Under the dual voting lists, federally registered voters are given a provisional ballot in Kansas and election officials throw out any votes made in local or state races. The judge separately noted such provisional ballots that Kobach mandated for the federally registered voters violate the secrecy of the ballot, especially in smaller precincts where election officials know their neighbors.
“Clearly no such authority exists at all in the Kansas Secretary of State to encumber the voting process as he has done here,” Judge Franklin Theis wrote.
The court said that Kobach and his deputy, in their effort to enforce their view of the law, overstepped because “the Kansas legislature has yet to pave the way for the implementation of the Secretary’s views,” Theis wrote.
A spokesman for Kobach’s office said Friday they would have no comment on the ruling.
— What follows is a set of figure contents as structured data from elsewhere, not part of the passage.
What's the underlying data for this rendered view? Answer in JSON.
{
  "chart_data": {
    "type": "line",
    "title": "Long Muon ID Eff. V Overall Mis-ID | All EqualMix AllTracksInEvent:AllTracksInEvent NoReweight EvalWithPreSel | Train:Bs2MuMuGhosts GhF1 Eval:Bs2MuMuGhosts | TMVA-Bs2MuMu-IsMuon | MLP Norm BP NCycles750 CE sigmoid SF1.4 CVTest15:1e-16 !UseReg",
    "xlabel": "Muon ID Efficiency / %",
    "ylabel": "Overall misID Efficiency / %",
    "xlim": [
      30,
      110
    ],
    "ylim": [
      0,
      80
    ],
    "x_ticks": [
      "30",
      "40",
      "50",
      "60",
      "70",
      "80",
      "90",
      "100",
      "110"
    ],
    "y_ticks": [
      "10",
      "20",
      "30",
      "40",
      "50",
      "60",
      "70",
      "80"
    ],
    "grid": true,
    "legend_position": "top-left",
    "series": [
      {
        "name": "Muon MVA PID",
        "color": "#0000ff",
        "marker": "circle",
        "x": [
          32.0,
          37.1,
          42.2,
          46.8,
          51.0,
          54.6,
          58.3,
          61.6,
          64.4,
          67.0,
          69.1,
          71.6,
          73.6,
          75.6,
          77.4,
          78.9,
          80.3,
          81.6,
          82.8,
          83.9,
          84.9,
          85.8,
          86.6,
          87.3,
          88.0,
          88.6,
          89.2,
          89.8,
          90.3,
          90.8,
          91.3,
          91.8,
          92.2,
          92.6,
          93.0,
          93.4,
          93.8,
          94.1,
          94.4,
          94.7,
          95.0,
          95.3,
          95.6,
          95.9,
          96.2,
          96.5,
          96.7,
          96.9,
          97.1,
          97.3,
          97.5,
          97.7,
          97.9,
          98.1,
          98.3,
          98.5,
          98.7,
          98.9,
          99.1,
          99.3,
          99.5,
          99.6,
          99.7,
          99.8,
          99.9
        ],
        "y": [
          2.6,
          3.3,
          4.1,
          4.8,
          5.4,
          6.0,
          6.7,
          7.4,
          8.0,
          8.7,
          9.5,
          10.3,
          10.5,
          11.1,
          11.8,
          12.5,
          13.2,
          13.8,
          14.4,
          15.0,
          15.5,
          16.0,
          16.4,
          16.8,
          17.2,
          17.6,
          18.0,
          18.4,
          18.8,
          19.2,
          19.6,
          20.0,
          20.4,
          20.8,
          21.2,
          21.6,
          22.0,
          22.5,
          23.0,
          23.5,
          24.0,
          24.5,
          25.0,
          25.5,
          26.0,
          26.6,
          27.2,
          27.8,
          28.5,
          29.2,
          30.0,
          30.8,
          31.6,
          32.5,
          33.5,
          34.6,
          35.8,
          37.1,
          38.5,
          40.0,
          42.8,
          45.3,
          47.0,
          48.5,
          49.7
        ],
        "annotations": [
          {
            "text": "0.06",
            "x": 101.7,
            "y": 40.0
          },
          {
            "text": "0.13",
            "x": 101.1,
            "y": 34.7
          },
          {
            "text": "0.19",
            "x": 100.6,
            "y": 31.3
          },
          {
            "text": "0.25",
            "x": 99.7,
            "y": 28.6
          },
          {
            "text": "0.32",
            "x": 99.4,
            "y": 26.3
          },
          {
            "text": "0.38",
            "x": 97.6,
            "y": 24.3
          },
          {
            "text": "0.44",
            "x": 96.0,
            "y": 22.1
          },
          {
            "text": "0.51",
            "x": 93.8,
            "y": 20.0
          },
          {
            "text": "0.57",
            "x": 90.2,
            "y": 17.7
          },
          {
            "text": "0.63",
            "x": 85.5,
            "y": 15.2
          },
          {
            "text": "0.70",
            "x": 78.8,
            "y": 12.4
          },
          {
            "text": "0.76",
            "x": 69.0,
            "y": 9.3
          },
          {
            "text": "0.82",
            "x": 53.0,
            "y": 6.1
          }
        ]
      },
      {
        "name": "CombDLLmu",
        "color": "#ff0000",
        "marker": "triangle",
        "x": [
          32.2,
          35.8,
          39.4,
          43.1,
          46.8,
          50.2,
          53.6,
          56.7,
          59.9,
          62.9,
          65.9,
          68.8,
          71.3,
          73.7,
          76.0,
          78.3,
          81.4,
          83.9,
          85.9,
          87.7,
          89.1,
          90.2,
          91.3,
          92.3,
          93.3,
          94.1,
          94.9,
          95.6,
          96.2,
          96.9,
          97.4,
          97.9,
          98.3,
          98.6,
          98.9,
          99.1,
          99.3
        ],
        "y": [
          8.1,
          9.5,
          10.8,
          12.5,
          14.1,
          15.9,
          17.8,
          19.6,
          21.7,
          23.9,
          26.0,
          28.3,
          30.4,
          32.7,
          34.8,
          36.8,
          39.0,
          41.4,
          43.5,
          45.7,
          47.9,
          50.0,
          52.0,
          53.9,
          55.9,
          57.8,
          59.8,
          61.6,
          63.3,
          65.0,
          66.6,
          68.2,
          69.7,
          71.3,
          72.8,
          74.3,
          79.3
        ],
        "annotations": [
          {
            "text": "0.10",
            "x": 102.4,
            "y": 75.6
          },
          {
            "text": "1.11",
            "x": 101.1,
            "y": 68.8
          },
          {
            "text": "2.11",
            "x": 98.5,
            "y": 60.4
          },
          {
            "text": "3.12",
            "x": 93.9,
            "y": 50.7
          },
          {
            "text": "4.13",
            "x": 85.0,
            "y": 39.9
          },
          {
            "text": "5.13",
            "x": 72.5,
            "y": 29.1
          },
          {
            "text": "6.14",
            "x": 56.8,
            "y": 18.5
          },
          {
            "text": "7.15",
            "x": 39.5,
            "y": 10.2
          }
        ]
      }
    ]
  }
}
The lawsuit was brought in 2013 on behalf of the two voters by the American Civil Liberties Union. Julie Ebenstein, the ACLU’s Voting Rights Project attorney, said this is the first state court ruling on whether new dual registration system is legal.
She added that if Kobach follows the court’s decision, then other voters in Kansas who registered using the federal form should be able to vote in state and local elections.
Kobach has championed the documentation requirement as a way to prevent non-citizens from voting, particularly immigrants in the U.S. illegally. Critics contend the requirement suppresses turnout.